SEATTLE, Washington — In early March 2020, many countries went on international lockdown after identifying the coronavirus. India made the decision to lockdown in late March. As of May 27, the positive tested case number for India as a nation was at 150,793. The number of deaths was at 4,349. By June 19, there were 380,532 cases and 12,573 deaths. However, with 204,711 cases recovered, India is preparing to reopen. It is using tracking applications and promoting local campaigns to raise awareness of the pandemic. This article discusses problems and solutions in India during the COVID-19.
Problems in India During COVID-19
India has slowed the outbreak of the COVID-19 virus but at the expense of the economic structural collapse. India closed Interstate transportation and railroads along with all non-essential businesses. As of April 19, unemployment in India reached 26% (351,780,000 Indian citizens). As of April 20, agricultural-related businesses and cargo transportation began to open back up.
Approximately 40 million migrant workers rely on public transport to travel to where they are needed. Due to COVID-19, they could not get to job sites that were open, nor could they access public transportation to get home due to the lockdown. Migrants had to stay in metropolitan cities that they could not afford or walk sometimes hundreds of kilometers to get back home.
Solutions in India During COVID-19
The police department kickstarted awareness campaigns to raise everyone’s awareness of the COVID-19 virus and encourage the citizens to wear their masks and wash their hands vigilantly. The police department created a video with a horse as the mascot for the campaign, with the local police dances in the streets with coronavirus helmets on. This helped spread awareness both on the streets and on the internet. The horse traveled from town to town to provide information to rural towns without smartphone or internet access. People with the internet could watch the video on the police department’s Facebook page.

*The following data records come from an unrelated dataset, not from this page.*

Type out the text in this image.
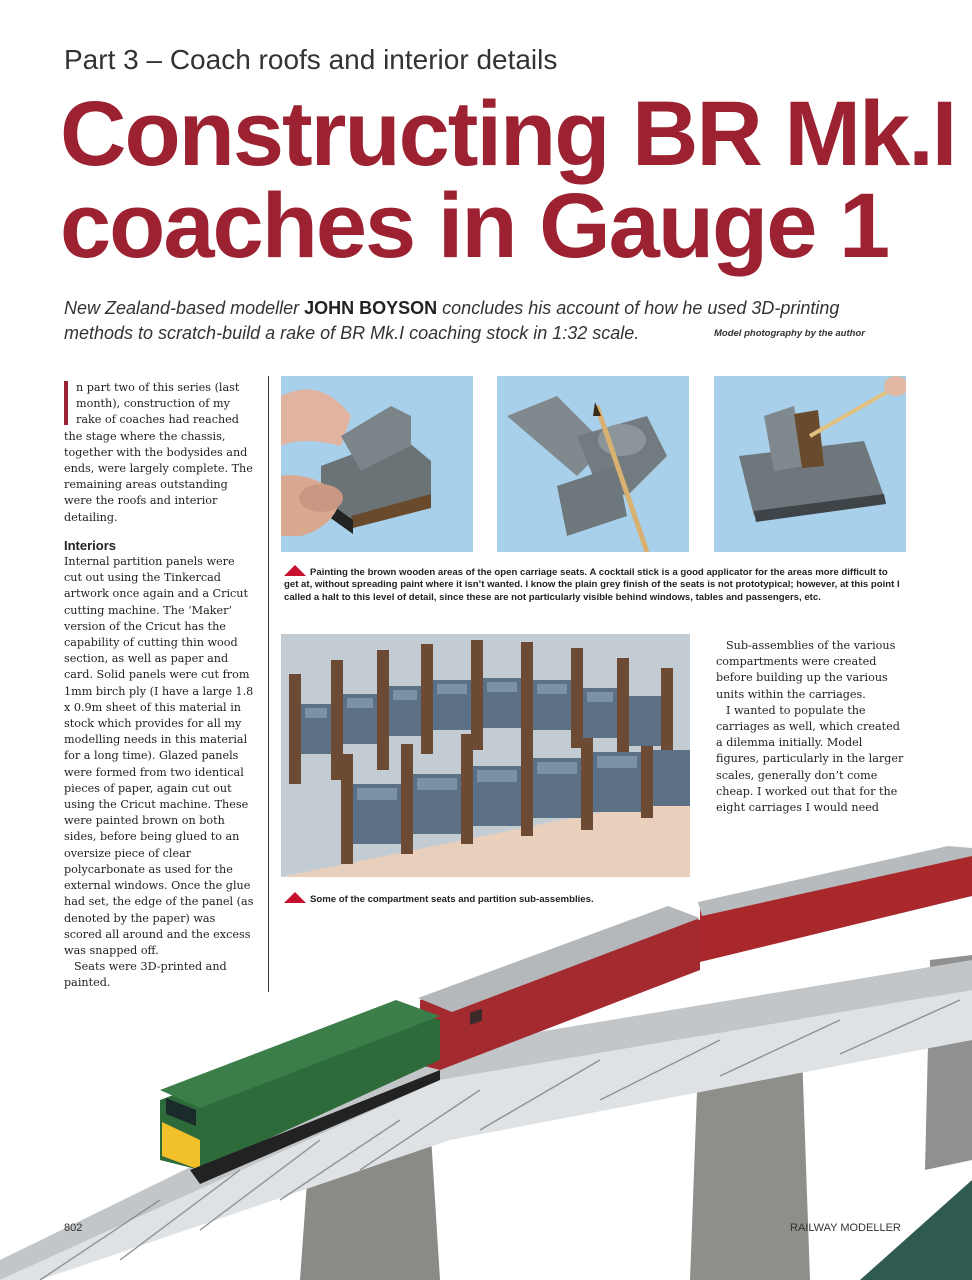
Part 3 – Coach roofs and interior details
Constructing BR Mk.I
coaches in Gauge 1
New Zealand-based modeller JOHN BOYSON concludes his account of how he used 3D-printing methods to scratch-build a rake of BR Mk.I coaching stock in 1:32 scale.	Model photography by the author

n part two of this series (last month), construction of my rake of coaches had reached the stage where the chassis, together with the bodysides and ends, were largely complete. The remaining areas outstanding were the roofs and interior detailing.

Interiors

Internal partition panels were cut out using the Tinkercad artwork once again and a Cricut cutting machine. The ‘Maker’ version of the Cricut has the capability of cutting thin wood section, as well as paper and card. Solid panels were cut from 1mm birch ply (I have a large 1.8 x 0.9m sheet of this material in stock which provides for all my modelling needs in this material for a long time). Glazed panels were formed from two identical pieces of paper, again cut out using the Cricut machine. These were painted brown on both sides, before being glued to an oversize piece of clear polycarbonate as used for the external windows. Once the glue had set, the edge of the panel (as denoted by the paper) was scored all around and the excess was snapped off.

Seats were 3D-printed and painted.

Painting the brown wooden areas of the open carriage seats. A cocktail stick is a good applicator for the areas more difficult to get at, without spreading paint where it isn’t wanted. I know the plain grey finish of the seats is not prototypical; however, at this point I called a halt to this level of detail, since these are not particularly visible behind windows, tables and passengers, etc.
Some of the compartment seats and partition sub-assemblies.

Sub-assemblies of the various compartments were created before building up the various units within the carriages.

I wanted to populate the carriages as well, which created a dilemma initially. Model figures, particularly in the larger scales, generally don’t come cheap. I worked out that for the eight carriages I would need

802	RAILWAY MODELLER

The Indian Government developed a relief fund for $23 billion to distribute food and cash to the poor during the COVID-19 virus. Food rations and funds were distributed to informal laborers who make up 86% of the population. That is 1,163,580,000 people that need food rations or support funds. The Salesians of New Delhi went to rural areas to help spread awareness. The group has already provided more than 5,000 masks as well as soaps and disinfectants to those in need. In addition, the Karnataka state of India gathered a group of 30,000 volunteers to reduce the spread of the virus and provide aid to the most vulnerable during the lockdown.
Robots have been developed to sit outside office buildings and “dispense hand sanitizer and deliver public health messages” regarding the COVID-19. Hospitals are also using robots in isolation wards to distribute medical supplies and medicine. This takes a load of risk and effort off of the hospital staff tending to patients.

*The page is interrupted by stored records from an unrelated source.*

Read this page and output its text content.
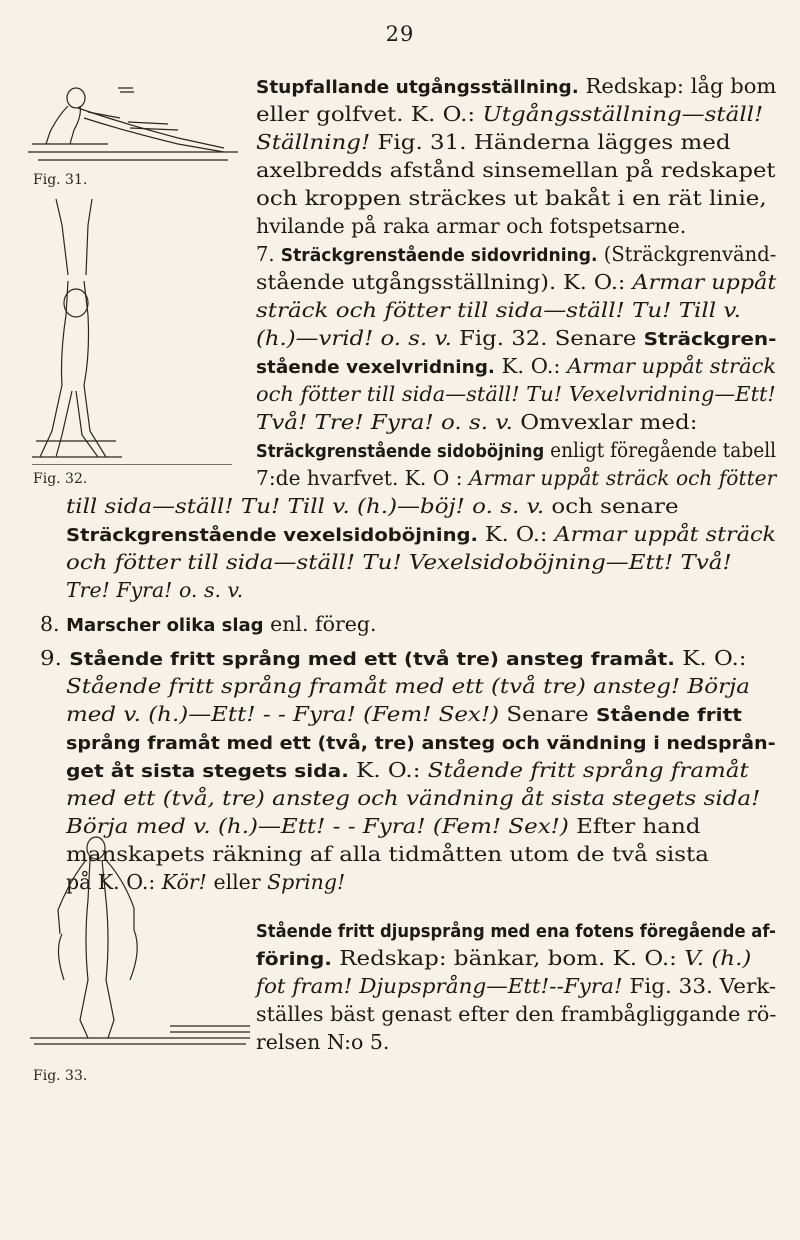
29
Fig. 31.
Fig. 32.
Fig. 33.
Stupfallande utgångsställning. Redskap: låg bom
eller golfvet. K. O.: Utgångsställning—ställ!
Ställning! Fig. 31. Händerna lägges med
axelbredds afstånd sinsemellan på redskapet
och kroppen sträckes ut bakåt i en rät linie,
hvilande på raka armar och fotspetsarne.
7. Sträckgrenstående sidovridning. (Sträckgrenvänd-
stående utgångsställning). K. O.: Armar uppåt
sträck och fötter till sida—ställ! Tu! Till v.
(h.)—vrid! o. s. v. Fig. 32. Senare Sträckgren-
stående vexelvridning. K. O.: Armar uppåt sträck
och fötter till sida—ställ! Tu! Vexelvridning—Ett!
Två! Tre! Fyra! o. s. v. Omvexlar med:
Sträckgrenstående sidoböjning enligt föregående tabell
7:de hvarfvet. K. O : Armar uppåt sträck och fötter
till sida—ställ! Tu! Till v. (h.)—böj! o. s. v. och senare
Sträckgrenstående vexelsidoböjning. K. O.: Armar uppåt sträck
och fötter till sida—ställ! Tu! Vexelsidoböjning—Ett! Två!
Tre! Fyra! o. s. v.
8. Marscher olika slag enl. föreg.
9. Stående fritt språng med ett (två tre) ansteg framåt. K. O.:
Stående fritt språng framåt med ett (två tre) ansteg! Börja
med v. (h.)—Ett! - - Fyra! (Fem! Sex!) Senare Stående fritt
språng framåt med ett (två, tre) ansteg och vändning i nedsprån-
get åt sista stegets sida. K. O.: Stående fritt språng framåt
med ett (två, tre) ansteg och vändning åt sista stegets sida!
Börja med v. (h.)—Ett! - - Fyra! (Fem! Sex!) Efter hand
manskapets räkning af alla tidmåtten utom de två sista
på K. O.: Kör! eller Spring!
Stående fritt djupsprång med ena fotens föregående af-
föring. Redskap: bänkar, bom. K. O.: V. (h.)
fot fram! Djupsprång—Ett!--Fyra! Fig. 33. Verk-
ställes bäst genast efter den frambågliggande rö-
relsen N:o 5.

The government in India developed an app In April. The application, called Aarogya Setu, uses Bluetooth to inform people if they have been or might be exposed to the COVID-19 virus when in certain locations. The application uses GPS tracking to determine if the user has been near someone who tested positive for the virus. Due to a large number of people still working as essential employees, this was helpful in office settings and any transit that reopened post-lockdown.
The COVID-19 virus has caused problems, but India has brought forth solutions through lockdowns and tough economic decisions. These problems and solutions in India during COVID-19 have helped the citizens determine how to reduce the spread of the virus and function at the same time.